The twin crises of COVID-19 pandemic and the climate emergency should not be tackled separately, Mithika Mwenda, the Executive Director of the Pan African Climate Justice Alliance (PACJA), has said.
Speaking during the opening session of the Second World Forum on Climate Justice co-organised by the PACJA and the University of Glasgow, Caledonia, UK, Mwenda said a narrow focus on the pandemic while leaving the climate crisis is like treating a person of a treatable disease while deliberately leaving the cause.
“The cause, symptoms and the disease itself should simultaneously be dealt with,” he said.
Held ahead of the 26th Conference of Parties to the UN Framework Convention on Climate Change (COP26) slated to hold from November 1 to 12, 2021 the UK, the World Forum on Climate Justice is said to be vital in contributing to the discourses around climate justice, and more importantly rekindling global action to address climate change, that has been slowed down in the past two years by the COVID-19 pandemic.
“Our voices, both from Africa and our allies in the Global North, should be loud particularly now, as we prepare for COP26. Africa is bearing the brunt of a problem it did not create, as evident from the IPCC report released last August. There is no scenario in which that can be right or acceptable,” he said.
Participants at the forum said that thanks to COVID-19, many countries fell behind their plans to take critical decisions to bring the world closer to limiting global warming to at least 20 Celsius this century, and reaching the 1.5 degrees Celsius, considered to be safe for both humanity and the planet.
According to Mwenda, the IPPC report indicates that the global inaction has drifted far away from that goal and could soon reach global warming levels that will trigger effects across the climate system that are irreversible.
The report notes that the only way to avoid that is if global community took decisive action commensurate with both the scale and urgency of the climate crisis.
Mwenda told the gathering at the Forum that the amount of money rich countries raised within a record time to tackle COVID-19 was unbelievably reawakening, given that, for years, they failed to respond similarly to the threats of climate change.
“There is only one possible explanation for this contradiction: climate change impacts primarily affect poor countries and communities, whereas wealthy nations were hit the hardest by COVID-19,” he remarked.
He added that the indifference to suffering in the Global South continues to be self-evident in the unequal access to badly needed COVID-19 vaccines in poor countries and said it is disheartening how poorly veiled the efforts of rich countries to starve Africa and the rest of developing nations of essential doses has been.
Additionally, said Mwenda, “we have learned that the world’s problems can no longer be analysed and addressed in isolation.”

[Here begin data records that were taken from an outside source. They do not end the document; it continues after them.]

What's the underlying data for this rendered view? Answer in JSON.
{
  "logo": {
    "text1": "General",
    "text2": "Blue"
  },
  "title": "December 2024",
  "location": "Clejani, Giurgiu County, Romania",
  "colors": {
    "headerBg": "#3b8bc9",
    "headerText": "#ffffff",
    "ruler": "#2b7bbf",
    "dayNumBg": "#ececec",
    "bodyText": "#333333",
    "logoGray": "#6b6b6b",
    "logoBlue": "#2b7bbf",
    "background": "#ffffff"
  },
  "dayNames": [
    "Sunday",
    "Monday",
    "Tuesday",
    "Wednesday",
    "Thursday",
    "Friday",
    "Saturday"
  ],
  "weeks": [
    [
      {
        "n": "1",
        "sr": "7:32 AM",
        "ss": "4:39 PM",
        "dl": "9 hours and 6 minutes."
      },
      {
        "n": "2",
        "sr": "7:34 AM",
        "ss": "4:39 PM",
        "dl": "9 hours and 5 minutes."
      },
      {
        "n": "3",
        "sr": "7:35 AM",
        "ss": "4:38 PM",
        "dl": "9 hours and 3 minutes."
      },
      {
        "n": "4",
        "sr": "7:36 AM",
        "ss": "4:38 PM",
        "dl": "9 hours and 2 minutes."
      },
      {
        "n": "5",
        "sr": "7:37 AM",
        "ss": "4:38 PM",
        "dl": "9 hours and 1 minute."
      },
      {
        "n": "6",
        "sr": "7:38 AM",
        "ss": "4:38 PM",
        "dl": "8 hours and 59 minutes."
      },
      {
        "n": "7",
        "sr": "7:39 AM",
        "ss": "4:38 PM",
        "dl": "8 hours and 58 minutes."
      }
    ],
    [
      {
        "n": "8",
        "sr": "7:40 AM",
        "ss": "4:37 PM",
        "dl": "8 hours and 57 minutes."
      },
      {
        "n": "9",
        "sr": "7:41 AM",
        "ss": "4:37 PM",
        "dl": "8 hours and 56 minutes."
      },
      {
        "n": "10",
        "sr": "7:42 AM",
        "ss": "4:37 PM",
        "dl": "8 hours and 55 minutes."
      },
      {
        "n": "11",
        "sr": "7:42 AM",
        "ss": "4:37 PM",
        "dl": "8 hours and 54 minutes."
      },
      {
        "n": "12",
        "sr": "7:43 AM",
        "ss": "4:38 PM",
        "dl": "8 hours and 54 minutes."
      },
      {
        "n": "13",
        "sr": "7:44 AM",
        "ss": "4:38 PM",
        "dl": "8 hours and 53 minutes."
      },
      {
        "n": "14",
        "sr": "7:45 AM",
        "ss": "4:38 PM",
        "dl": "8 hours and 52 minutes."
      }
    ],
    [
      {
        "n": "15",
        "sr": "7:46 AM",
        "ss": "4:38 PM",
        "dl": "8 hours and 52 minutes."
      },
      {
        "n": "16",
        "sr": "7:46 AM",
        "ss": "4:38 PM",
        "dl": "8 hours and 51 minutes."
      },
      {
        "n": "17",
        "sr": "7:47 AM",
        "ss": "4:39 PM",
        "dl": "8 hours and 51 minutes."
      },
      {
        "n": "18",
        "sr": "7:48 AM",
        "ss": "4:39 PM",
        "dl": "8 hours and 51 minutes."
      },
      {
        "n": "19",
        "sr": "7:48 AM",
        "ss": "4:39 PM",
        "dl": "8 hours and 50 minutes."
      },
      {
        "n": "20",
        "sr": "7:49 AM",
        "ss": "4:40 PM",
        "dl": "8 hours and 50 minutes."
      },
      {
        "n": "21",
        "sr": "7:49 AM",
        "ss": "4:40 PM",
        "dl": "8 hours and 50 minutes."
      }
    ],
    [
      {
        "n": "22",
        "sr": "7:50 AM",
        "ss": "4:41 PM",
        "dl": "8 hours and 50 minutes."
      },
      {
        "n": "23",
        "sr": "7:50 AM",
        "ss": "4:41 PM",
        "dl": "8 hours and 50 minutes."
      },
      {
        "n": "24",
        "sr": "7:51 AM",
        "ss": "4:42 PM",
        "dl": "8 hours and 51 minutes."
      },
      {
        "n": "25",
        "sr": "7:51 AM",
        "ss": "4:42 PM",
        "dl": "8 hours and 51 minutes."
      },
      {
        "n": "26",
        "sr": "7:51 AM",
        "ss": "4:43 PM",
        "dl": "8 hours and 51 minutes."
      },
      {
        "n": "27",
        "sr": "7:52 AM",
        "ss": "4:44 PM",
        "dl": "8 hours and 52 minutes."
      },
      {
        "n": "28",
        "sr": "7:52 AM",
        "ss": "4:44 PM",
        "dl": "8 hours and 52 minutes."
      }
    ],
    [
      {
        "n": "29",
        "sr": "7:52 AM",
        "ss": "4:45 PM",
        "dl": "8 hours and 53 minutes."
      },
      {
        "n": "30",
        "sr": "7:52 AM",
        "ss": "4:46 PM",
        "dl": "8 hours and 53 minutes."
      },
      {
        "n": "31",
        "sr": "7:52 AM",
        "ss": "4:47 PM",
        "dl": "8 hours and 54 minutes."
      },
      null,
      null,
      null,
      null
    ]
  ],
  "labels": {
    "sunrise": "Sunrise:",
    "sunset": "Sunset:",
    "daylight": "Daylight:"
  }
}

He pointed out that the same vulnerabilities that have worsened and left communities devastated by COVID-19 are the same that expose people to the impacts of droughts, unpredictable rains, pest attacks and other extreme events currently being experienced across Africa and other parts of the world.
Participants noted that responding to COVID-19 and recovering from its impacts can therefore not serve as an excuse to further delay ambitious climate action and the decisions needed to enable them.
“Both must be addressed together,” they noted, pointing out to the hundreds of thousands of COVID-19 deaths to the major floods, storms, and wildfires that we have wrecked communities in Europe and America in the past months.
“This can only make us to safely conclude that we can no longer frame global problems as matters of concern to rich or poor countries, the haves and have-nots, the weak and the strong, women and men, the youth and the old. We are in the same boat, even if on different decks. We will sink together unless we work together to avoid the worst-case scenario,” said Mwenda.